In 2002 Okadigbo decamped to the All Nigeria Peoples Party to become Muhammadu Buhari's running mate in the 2003 presidential elections, but lost to the People's Democratic Party's candidate, Olusẹgun Ọbasanjọ and his running mate, Atiku Abubakar by a landslide victory. Because of possible mass rigging, his party later took the matter to the supreme court that year.

==Controversy involving Nnamdi Azikiwe==
As the political adviser in Shagari's government, Okadigbo once dismissed Dr.
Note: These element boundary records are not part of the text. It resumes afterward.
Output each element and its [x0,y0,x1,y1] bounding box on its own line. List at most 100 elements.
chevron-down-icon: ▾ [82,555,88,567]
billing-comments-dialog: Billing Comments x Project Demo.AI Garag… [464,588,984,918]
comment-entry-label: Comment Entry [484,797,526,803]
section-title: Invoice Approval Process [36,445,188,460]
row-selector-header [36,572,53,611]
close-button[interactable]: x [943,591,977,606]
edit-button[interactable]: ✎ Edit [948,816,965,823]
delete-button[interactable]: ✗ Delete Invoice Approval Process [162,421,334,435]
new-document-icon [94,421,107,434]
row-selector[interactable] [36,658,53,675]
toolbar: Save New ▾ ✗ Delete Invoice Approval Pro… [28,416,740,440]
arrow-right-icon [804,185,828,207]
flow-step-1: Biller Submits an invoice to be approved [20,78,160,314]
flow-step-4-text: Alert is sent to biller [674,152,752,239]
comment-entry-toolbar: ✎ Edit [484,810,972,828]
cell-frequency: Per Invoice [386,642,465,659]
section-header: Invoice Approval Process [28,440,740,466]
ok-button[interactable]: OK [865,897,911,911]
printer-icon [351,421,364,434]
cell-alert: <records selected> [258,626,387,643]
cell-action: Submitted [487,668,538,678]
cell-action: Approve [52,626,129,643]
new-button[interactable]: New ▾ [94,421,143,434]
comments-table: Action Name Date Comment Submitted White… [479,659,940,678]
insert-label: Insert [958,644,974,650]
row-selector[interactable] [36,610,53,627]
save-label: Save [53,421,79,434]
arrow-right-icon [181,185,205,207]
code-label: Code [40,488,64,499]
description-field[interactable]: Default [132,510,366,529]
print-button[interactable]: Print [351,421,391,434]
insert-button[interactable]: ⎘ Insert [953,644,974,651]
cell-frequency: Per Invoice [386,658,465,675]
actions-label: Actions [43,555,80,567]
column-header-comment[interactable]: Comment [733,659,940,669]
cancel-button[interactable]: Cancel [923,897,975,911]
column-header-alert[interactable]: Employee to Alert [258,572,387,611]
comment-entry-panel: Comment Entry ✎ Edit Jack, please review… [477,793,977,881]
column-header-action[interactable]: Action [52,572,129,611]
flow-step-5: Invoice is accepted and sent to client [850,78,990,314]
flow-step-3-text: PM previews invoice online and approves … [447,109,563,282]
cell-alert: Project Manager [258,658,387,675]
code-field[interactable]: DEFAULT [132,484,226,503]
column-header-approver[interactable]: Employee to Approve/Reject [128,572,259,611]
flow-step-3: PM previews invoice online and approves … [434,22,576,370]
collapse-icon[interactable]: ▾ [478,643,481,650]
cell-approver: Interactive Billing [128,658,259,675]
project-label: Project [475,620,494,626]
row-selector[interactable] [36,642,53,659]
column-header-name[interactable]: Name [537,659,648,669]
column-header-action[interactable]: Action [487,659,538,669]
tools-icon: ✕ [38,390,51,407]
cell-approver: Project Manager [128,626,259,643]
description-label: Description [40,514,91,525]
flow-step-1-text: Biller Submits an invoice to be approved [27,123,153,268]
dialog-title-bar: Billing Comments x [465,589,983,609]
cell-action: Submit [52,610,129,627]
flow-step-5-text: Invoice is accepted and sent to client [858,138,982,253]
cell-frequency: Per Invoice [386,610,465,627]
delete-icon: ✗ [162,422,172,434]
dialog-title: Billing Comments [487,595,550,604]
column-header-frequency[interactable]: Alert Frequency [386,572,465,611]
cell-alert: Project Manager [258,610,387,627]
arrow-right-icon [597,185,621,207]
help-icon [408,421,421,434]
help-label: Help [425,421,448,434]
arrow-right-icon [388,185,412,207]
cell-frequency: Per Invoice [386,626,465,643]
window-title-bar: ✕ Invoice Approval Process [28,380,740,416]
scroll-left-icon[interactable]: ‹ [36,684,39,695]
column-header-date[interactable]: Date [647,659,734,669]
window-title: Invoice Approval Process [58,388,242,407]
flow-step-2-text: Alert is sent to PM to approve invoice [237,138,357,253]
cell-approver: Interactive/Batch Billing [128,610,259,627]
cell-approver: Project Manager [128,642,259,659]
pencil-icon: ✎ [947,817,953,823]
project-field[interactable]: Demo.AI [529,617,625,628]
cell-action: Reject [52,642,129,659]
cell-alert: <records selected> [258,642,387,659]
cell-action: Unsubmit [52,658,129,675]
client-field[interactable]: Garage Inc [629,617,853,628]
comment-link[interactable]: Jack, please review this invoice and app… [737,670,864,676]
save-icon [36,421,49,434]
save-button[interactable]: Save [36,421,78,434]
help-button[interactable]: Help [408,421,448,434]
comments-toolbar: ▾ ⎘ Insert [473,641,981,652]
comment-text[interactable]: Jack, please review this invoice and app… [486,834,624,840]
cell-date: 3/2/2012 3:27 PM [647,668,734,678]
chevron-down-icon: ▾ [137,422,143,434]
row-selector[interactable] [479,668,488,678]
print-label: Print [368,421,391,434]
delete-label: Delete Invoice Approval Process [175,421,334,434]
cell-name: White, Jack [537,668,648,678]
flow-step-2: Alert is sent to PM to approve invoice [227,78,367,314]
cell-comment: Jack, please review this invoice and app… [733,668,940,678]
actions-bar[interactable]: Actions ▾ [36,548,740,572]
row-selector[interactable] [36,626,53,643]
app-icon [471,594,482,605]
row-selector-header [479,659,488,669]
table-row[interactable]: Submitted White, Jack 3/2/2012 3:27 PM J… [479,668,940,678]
Nnamdi Azikiwe's criticism of the administration, deeming it "rantings of an ant". In return, Dr. Azikiwe responded that he will die unsung for the futility of abusing old age. Okadigbo was amongst the selected members of a burial committee to oversee Azikiwe's burial, when news of his death broke in 1989. The news later turned out to be false.

==Personal life==
Okadigbo was first married to Miriam Ikejiani-Clark; they had four children before divorcing. Then, he was married to Juliet Nwokoye, a pediatrician with whom he had two children before they divorced. He later married Margery Okadigbo who also became a senator in 2015, elected into the 8th National Assembly representing Anambra North, which makes Chuba and Margery the second Nigerian couple to have achieved this feat. The first being Bola Tinubu and Oluremi Tinubu.

==Death==
A day after campaigning in Kano State, he died in Abuja due to breathing problems on 25 September 2003. Some people around Nigeria questioned whether or not the tear gas used during the rally was poisonous.